The Sonoran Desert, home to Scottsdale, Arizona, and the surrounding area where McClendon has farmed since 1968, spans from Central Arizona into Sonora, Mexico, and averages only about 8 inches of rainfall a year with an average temperature of 85 degrees.
“Gone are the days of hard freezes that would shut our citrus down, but the warmer temperatures are just as challenging,” said McClendon.
That doesn’t mean the area isn’t prime for farming.
McClendon started with just two acres and farmed them while holding down a “regular job.” But he always saw opportunity. McClendon’s operation now spans 93 acres in central Arizona – all certified organic– and supplies more than 80 restaurants around the state.
In spring and fall, McClendon can be seen at the Old Town Scottsdale Farmers Market on Saturday mornings chatting with locals and vacationers and answering questions about anything from gardening to cooking.
“They (the vacationers) are always amazed at the variety of greens we have in the winter when it’s freezing and there’s snow at their home. Our seasons are 180 degrees from what they see in the Midwest and the East Coast.”
Regardless of season, the full list of his organic crops is almost too long to count.
McClendon and his wife, son and daughter-in-law, along with 30 employees, grow more than 150 varieties of fruit and vegetables, from citrus and dates to root and leaf vegetables and things like heirloom tomatoes, peppers, eggplant, basil and, in the tougher summer months, squash.
And, of course, summer squash brings delicate squash blooms, a favorite of Executive Chef Jeremy Pacheco at LON’s at The Hermosa Inn. So much so that he knows every detail of their existence, from farm to table.

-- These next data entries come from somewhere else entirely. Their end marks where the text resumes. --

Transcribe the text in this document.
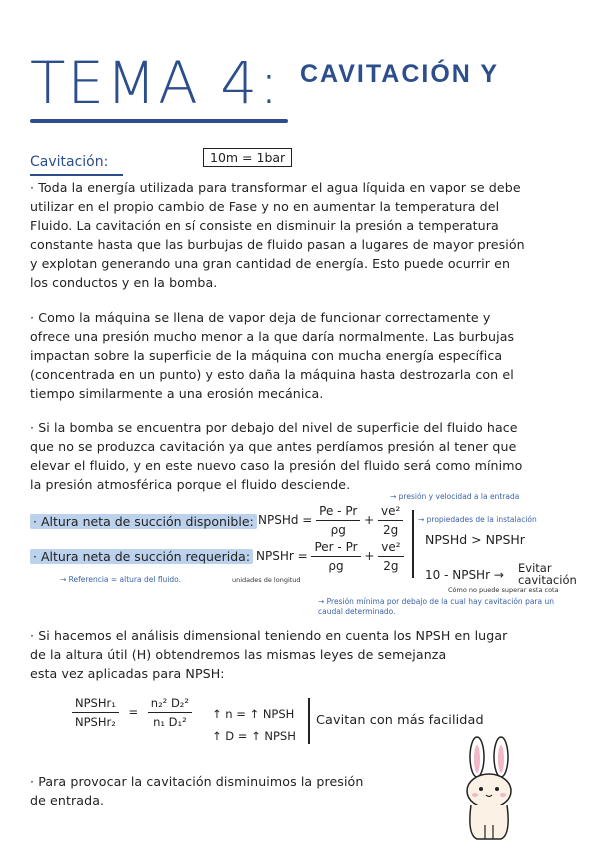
TEMA 4: CAVITACIÓN Y
Cavitación:	10m = 1bar
· Toda la energía utilizada para transformar el agua líquida en vapor se debe
utilizar en el propio cambio de Fase y no en aumentar la temperatura del
Fluido. La cavitación en sí consiste en disminuir la presión a temperatura
constante hasta que las burbujas de fluido pasan a lugares de mayor presión
y explotan generando una gran cantidad de energía. Esto puede ocurrir en
los conductos y en la bomba.
· Como la máquina se llena de vapor deja de funcionar correctamente y
ofrece una presión mucho menor a la que daría normalmente. Las burbujas
impactan sobre la superficie de la máquina con mucha energía específica
(concentrada en un punto) y esto daña la máquina hasta destrozarla con el
tiempo similarmente a una erosión mecánica.
· Si la bomba se encuentra por debajo del nivel de superficie del fluido hace
que no se produzca cavitación ya que antes perdíamos presión al tener que
elevar el fluido, y en este nuevo caso la presión del fluido será como mínimo
la presión atmosférica porque el fluido desciende.
→ presión y velocidad a la entrada
→ propiedades de la instalación
· Altura neta de succión disponible: NPSHd = $\frac{Pe - Pr}{\rho g} + \frac{\text{ve²}}{2g}$
NPSHd > NPSHr
· Altura neta de succión requerida: NPSHr = $\frac{\text{Per - Pr}}{\rho g} + \frac{\text{ve²}}{2g}$
10 - NPSHr → Evitar cavitación
Cómo no puede superar esta cota
→ Referencia = altura del fluido.	unidades de longitud
→ Presión mínima por debajo de la cual hay cavitación para un caudal determinado.
· Si hacemos el análisis dimensional teniendo en cuenta los NPSH en lugar
de la altura útil (H) obtendremos las mismas leyes de semejanza
esta vez aplicadas para NPSH:
$\frac{\text{NPSHr₁}}{\text{NPSHr₂}} = \frac{\text{n₂² D₂²}}{\text{n₁ D₁²}}$ ↑ n = ↑ NPSH
↑ D = ↑ NPSH
Cavitan con más facilidad
· Para provocar la cavitación disminuimos la presión
de entrada.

“They (at McClendon’s Select Organic Farm) have to get up very early in the morning to harvest them,” said Pacheco, who grew up farming in Arizona with his family. “And Bob (McClendon) doesn’t pick the blossoms until we order them, ensuring they are these beautiful, vibrant and wide-open flowers when they reach the restaurant.”
Once they arrive? The preparation options are endless. Sometimes he stuffs them with crab and tempura-fries them and then serves them atop a cucumber gazpacho.

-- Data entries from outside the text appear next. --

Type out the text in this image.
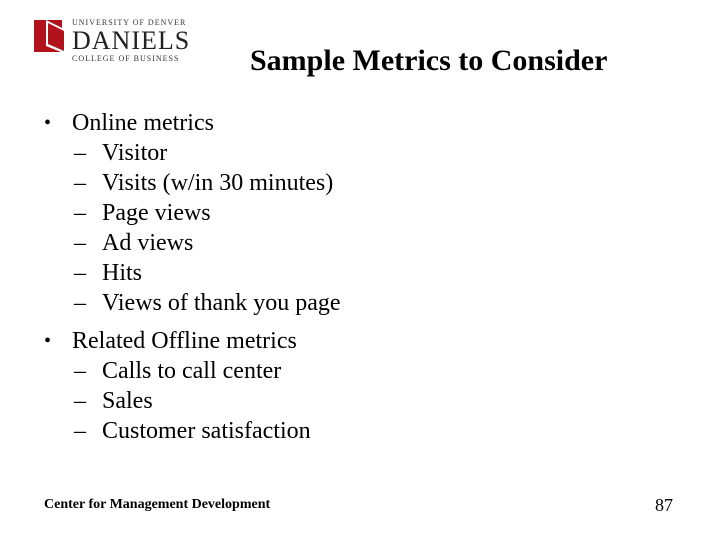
UNIVERSITY OF DENVER
DANIELS
COLLEGE OF BUSINESS Sample Metrics to Consider
• Online metrics
– Visitor
– Visits (w/in 30 minutes)
– Page views
– Ad views
– Hits
– Views of thank you page
• Related Offline metrics
– Calls to call center
– Sales
– Customer satisfaction
Center for Management Development	87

Other times he fills them with goat cheese curds from Crow’s Dairy, a small dairy farm in the West Valley, alongside “candy-like” sweet tomatoes from Abby Lee Farms, a family owned tomato grower in Willcox and Safford, Arizona, and then drizzles Meyer Lemon Olive Oil from Queen Creek Olive Mill, a spot in the East Valley where Perry Rea and his family grow 16 varieties of olive trees. This version of the dish spans four farms and hundreds of miles across Arizona and brings them right to the heart of Scottsdale.

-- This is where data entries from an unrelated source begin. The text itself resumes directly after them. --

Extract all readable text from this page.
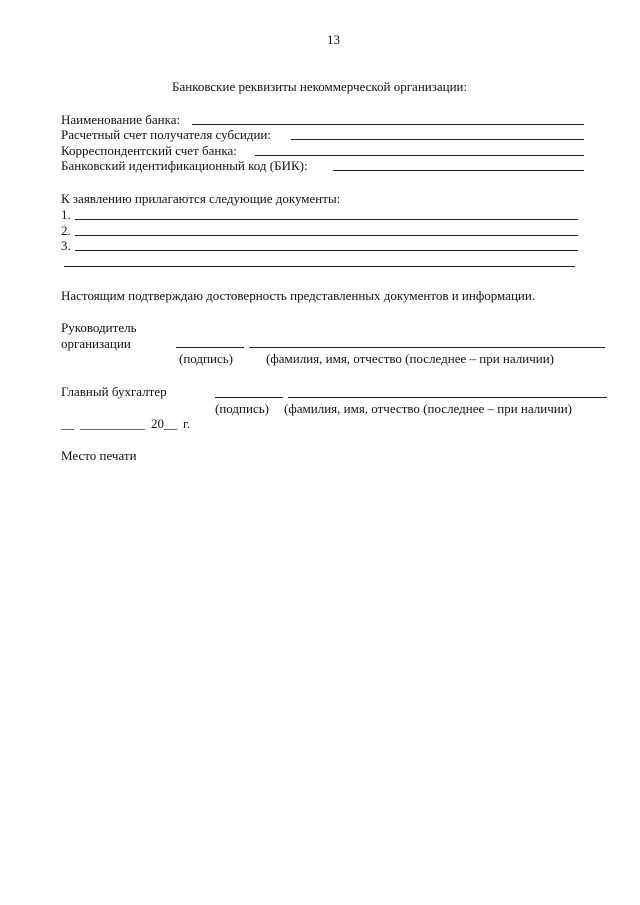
13
Банковские реквизиты некоммерческой организации:
Наименование банка:
Расчетный счет получателя субсидии:
Корреспондентский счет банка:
Банковский идентификационный код (БИК):
К заявлению прилагаются следующие документы:
1.
2.
3.
Настоящим подтверждаю достоверность представленных документов и информации.
Руководитель
организации
(подпись)	(фамилия, имя, отчество (последнее – при наличии)
Главный бухгалтер
(подпись) (фамилия, имя, отчество (последнее – при наличии)
__ __________ 20__ г.
Место печати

But Pacheco isn’t the only chef making the most of McClendon’s yield. Charleen Badman at Old Town’s FnB likes to jokingly boast on social media that she has top pick.
Badman is well-known for her adept use of King Richard Leeks, which arrive on her menu in spring for a short time and are served braised alongside mozzarella, mustard bread crumbs and topped with a fried egg. Her menu, which reads like an exercise in diligently showcasing local produce, is plant-based and changes with the season and availability of each item. She prides herself in featuring varietals specially grown for her by local farmers, including McClendon, who has grown Sungold tomatoes and broccoli spigarello, a variety native to Southern Italy, as well as Gilfeather rutabagas.
At Mowry & Cotton at The Phoenician, Chef de Cuisine Tandy Peterson is introducing visitors to the I’itoi onion. Chef Peterson likes them because she can caramelize them and make a version of healthy onion rings, served with chili-scented goat cheese yogurt and fermented rhubarb honey.
McClendon, who grows I’itoi onions, loves them because of their history and their tenacity in the harsh desert climate. They’re drought resistant and have survived in the region since the Spanish Conquistadors brought them over in the late 1600s and shared them with the Native Americans.
Now McClendon plants them, one bulb at a time, which multiplies into about 10 onions after about 45 days. Then he harvests them, plants one bulb and the whole cycle repeats.
“They’re prolific little guys,” he said. “And when the heat comes, they’ll go dormant.”
But not McClendon. The heat doesn’t scare him into hibernation. Nor does it intimidate the Scottsdale-area chefs. Because if one thing is certain among both the area’s farmers and chefs it’s this: farming isn’t always easy, but the harvest is plenty rewarding.